La « potabilité » de l’eau est un terme très vaste. Il n’existe pas de paramètre mondial déterminant qu’une eau est potable ou non. Cette définition vient en premier lieu des estomacs, dont la sensibilité varie en fonction des lieux et des cultures. L’eau peut être en effet porteuse de nombreux parasites, bactéries ou virus. Cependant ce n’est pas parce que l’on opte pour une eau embouteillée que sa composition sera meilleure que l’eau naturelle. Certaines marques dans les pays en développement ont des standards de qualité extrêmement faibles. Mais nous ne sommes pas là pour faire la liste noire.

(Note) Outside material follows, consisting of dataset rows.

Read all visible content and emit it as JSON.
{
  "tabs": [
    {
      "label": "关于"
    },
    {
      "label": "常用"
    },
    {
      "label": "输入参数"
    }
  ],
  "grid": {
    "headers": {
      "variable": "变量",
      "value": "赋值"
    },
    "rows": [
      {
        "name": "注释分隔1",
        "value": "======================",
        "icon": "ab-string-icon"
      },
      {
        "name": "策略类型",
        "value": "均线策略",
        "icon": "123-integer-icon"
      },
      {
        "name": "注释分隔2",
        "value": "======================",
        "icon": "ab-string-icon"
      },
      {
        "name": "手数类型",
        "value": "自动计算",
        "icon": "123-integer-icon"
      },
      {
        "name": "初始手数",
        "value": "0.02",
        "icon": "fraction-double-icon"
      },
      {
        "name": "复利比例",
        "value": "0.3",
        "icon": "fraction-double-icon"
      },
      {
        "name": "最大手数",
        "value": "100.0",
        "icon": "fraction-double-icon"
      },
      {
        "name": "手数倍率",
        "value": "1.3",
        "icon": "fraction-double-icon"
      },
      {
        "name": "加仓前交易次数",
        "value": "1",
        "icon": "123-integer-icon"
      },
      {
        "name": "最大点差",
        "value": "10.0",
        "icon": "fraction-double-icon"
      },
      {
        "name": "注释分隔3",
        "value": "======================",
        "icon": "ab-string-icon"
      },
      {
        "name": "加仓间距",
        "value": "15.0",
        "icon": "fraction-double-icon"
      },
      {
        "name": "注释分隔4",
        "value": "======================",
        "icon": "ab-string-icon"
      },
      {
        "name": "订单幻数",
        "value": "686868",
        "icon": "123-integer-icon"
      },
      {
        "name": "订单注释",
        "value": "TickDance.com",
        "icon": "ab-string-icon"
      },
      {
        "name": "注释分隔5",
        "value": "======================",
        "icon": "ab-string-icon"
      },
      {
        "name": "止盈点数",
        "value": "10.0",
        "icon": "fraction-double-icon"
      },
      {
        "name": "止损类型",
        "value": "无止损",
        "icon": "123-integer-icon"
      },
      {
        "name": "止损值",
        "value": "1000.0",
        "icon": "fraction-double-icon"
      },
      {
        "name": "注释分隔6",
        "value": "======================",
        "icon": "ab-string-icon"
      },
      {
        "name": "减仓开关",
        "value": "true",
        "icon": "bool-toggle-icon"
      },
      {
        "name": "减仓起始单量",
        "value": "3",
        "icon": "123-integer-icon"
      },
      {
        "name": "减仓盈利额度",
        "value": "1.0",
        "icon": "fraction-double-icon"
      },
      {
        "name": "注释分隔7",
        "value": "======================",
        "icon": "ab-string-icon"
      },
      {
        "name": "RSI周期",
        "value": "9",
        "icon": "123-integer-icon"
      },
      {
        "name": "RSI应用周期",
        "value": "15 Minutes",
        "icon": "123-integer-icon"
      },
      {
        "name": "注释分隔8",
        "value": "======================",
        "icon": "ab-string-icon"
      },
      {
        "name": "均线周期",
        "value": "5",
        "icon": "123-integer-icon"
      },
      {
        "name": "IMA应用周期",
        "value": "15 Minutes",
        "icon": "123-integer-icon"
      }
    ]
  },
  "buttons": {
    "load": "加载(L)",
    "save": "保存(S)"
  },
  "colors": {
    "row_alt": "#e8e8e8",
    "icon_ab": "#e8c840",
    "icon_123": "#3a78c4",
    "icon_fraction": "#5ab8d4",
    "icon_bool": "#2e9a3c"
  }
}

Concrètement, que peut-on attraper si l’on boit l’eau du robinet en pays étranger ? Au mieux, une bonne diarrhée, avec un peu de fièvre. Et là, on sait tous quoi faire : boire du Coca ainsi que, remède de grand-mère, un litre d’eau dans lequel ont été dissouts 3 cuillères de sucre et une de sel (pour assurer la réhydratation). D’autres maladies sont plus dangereuses comme le choléra, la fièvre typhoïde, la dysenterie ou encore la bilharziose. Un petit conseil : mieux vaut se renseigner avant de partir (ce genre d’info est inscrite dans l’introduction des guides de voyage) car une fois arrivés sur place, les réponses que vous risquez d’avoir sont du type « tout dépend de toi, moi je la bois mais lui pas… ». Et puis rien ne sert de faire comme les locaux, ils sont résistants, eux. Pour les voyages de longue durée par contre, autant y aller petit à petit au début, puis laisser son corps s’habituer, ça rend la vie plus facile !
Au Soudan par exemple, les rues sont remplies de grandes jarres en terre que les familles remplissent quotidiennement d’eau fraîche du Nil. Ces jarres symbolisent les âmes des défunts de la famille. Chaque défunt qui y boit soulage un peu plus l’âme du mort. Lorsque la température avoisine les 50°C, il n’y a pas que le défunt que ça soulage ! Même si l’eau du robinet est globalement potable au Soudan, mieux vaut s’abstenir les jours de Haboub (tempête de sable). Le réseau, au même titre que les appartements, les voitures et tout ce qui est mobile ou non, s’emplit en quelques heures d’un sable si fin qu’aucun filtre ne peut totalement l’annihiler. Le processus de potabilisation fait maison devient alors long et pénible : d’abord la faire bouillir, puis refroidir, la filtrer à travers un tissus d’abord puis un maillage plus fin (de type mouchoir en papier ou sopalin). Enfin la placer au frigo. Boire l’eau du robinet devient alors un véritable chemin de croix.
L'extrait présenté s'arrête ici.